Hello and welcome back my friend;
Can you really gain weight from diet foods?
That just seems wrong.
When the low fat revolution began, along with it came the use of artificial sweeteners. So then everyone was told to eat low fat foods, and drink diet drinks. That’s what I was taught in medical school. That was all the information I had to offer my patients. I have learned differently, and I want to share with you some very interesting information regarding artificial sweeteners.
To start with, we need to understand why we eat.
What drives the desire to eat?
Eating food gives us satisfaction and shares in the same brain circuitry with other pleasurable activities such as sex and drug administration. We call this food reward.
Food reward has two roads. One to the brain, and the other away, from the brain.

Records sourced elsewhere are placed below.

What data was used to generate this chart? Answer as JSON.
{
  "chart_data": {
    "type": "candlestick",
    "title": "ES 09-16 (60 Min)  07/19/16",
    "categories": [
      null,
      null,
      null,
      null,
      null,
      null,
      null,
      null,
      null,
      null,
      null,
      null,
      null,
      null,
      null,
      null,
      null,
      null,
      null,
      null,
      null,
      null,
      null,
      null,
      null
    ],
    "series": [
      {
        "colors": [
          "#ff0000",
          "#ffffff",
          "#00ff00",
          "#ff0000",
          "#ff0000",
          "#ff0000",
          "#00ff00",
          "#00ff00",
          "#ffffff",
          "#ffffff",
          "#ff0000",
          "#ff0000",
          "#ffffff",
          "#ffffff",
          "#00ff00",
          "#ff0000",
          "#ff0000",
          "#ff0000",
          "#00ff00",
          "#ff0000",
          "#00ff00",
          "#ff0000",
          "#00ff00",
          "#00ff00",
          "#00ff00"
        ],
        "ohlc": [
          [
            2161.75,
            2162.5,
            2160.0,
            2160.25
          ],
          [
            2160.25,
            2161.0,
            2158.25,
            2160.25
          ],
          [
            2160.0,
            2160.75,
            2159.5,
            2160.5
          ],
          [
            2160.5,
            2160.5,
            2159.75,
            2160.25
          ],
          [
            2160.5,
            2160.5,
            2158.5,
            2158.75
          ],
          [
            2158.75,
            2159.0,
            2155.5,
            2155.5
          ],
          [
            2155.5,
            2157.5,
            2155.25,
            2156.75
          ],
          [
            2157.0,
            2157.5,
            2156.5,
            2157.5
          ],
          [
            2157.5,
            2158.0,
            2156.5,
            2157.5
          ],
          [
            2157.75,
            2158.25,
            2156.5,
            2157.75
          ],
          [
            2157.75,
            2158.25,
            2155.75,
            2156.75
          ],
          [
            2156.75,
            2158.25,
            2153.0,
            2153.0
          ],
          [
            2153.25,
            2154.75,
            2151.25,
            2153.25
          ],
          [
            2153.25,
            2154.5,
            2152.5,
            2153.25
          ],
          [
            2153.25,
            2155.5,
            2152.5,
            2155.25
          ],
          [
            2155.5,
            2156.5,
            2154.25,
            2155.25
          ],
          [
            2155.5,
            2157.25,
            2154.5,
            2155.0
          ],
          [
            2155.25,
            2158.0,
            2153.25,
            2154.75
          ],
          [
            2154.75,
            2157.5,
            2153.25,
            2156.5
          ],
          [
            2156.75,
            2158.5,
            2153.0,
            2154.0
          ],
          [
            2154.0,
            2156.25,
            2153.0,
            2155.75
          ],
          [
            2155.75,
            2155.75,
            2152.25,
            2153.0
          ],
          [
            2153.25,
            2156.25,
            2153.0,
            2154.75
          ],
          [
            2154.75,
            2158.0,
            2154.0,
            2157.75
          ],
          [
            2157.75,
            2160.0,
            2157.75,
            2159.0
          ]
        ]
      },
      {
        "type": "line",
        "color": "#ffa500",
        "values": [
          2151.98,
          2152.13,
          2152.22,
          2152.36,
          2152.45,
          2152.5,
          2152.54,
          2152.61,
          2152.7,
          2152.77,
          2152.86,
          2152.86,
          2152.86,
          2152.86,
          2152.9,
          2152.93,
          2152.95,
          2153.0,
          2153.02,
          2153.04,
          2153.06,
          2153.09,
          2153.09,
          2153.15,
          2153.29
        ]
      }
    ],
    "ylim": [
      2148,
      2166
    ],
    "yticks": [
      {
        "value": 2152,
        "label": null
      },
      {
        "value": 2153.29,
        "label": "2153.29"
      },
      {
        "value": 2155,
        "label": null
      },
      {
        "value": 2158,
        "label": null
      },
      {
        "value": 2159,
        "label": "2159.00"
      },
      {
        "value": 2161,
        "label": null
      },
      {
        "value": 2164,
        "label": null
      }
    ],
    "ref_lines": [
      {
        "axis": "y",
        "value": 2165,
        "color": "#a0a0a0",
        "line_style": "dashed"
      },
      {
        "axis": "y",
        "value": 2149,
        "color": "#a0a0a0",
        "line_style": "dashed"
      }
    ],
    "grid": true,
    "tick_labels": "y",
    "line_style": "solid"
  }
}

The first road to the brain, is called the sensory road. When we eat there are signals that go to our brain to tell us we just ate something. Then there is another road that leaves the brain to tell our gut that we have received enough food and we are full. This is call called the postingestive road.
When rats are deprived of food, then given a choice between glucose (which has 15 calories per teaspoon, in it) versus saccharin (which has no calories) , they preferred the glucose. It appears that that the artificial sweetener does not send a message along the postingestive pathway to the gut telling it “you are full.”
In another study at Purdue University’s Ingestive Behavior Research Center, reported that relative to rats that ate yogurt sweetened with glucose (which has calories), rats given yogurt sweetened with no calorie saccharin later;
- consumed more calories
- gained more weight
- put on more body fat
- and didn’t make up for it by cutting back on consumption.
Put more succinctly in the Yale Journal of Biology and Medicine, “lack of completed satisfaction, likely because of the failure to activate the postingestive component, further fuels the food seeking.” So those that use artificial sweeteners are never full and keep eating.
I realize that this is all done on rats and not on humans, but the findings match emerging evidence that people who drink more diet drinks are at higher risk for obesity. They are also at risk for developing metabolic syndrome, which is a collection of medical problems such as abdominal fat, high blood pressure, and insulin resistance that put people at risk for heart disease and diabetes.
So if you are thinking that diet soft drinks are the answer to weight loss. I strongly encourage you to think again.
Evidence is mounting that they lead to weight gain rather then weight loss. Those who consume diet drinks regularly have a 200 percent increased risk of weight gain and a 67 percent increase risk of diabetes. A study of over 400 people found that those who drank two diet sodas per day had five times the increase in waist circumference as those who did not drink soda.
What are the different names of artificial sweeteners?
- Acesulfame potassium Ace K
- Neohesperidine dihydrochalcone
- Aspartame-acesulfame salt
If you need something sweet, then I recommend Stevia. Stevia comes from the sunflower family, is low GI and is 300x sweeter than sugar. I personally don’t like the aftertaste, however it is the safest natural sweetener out there.
My wish is this information serves you.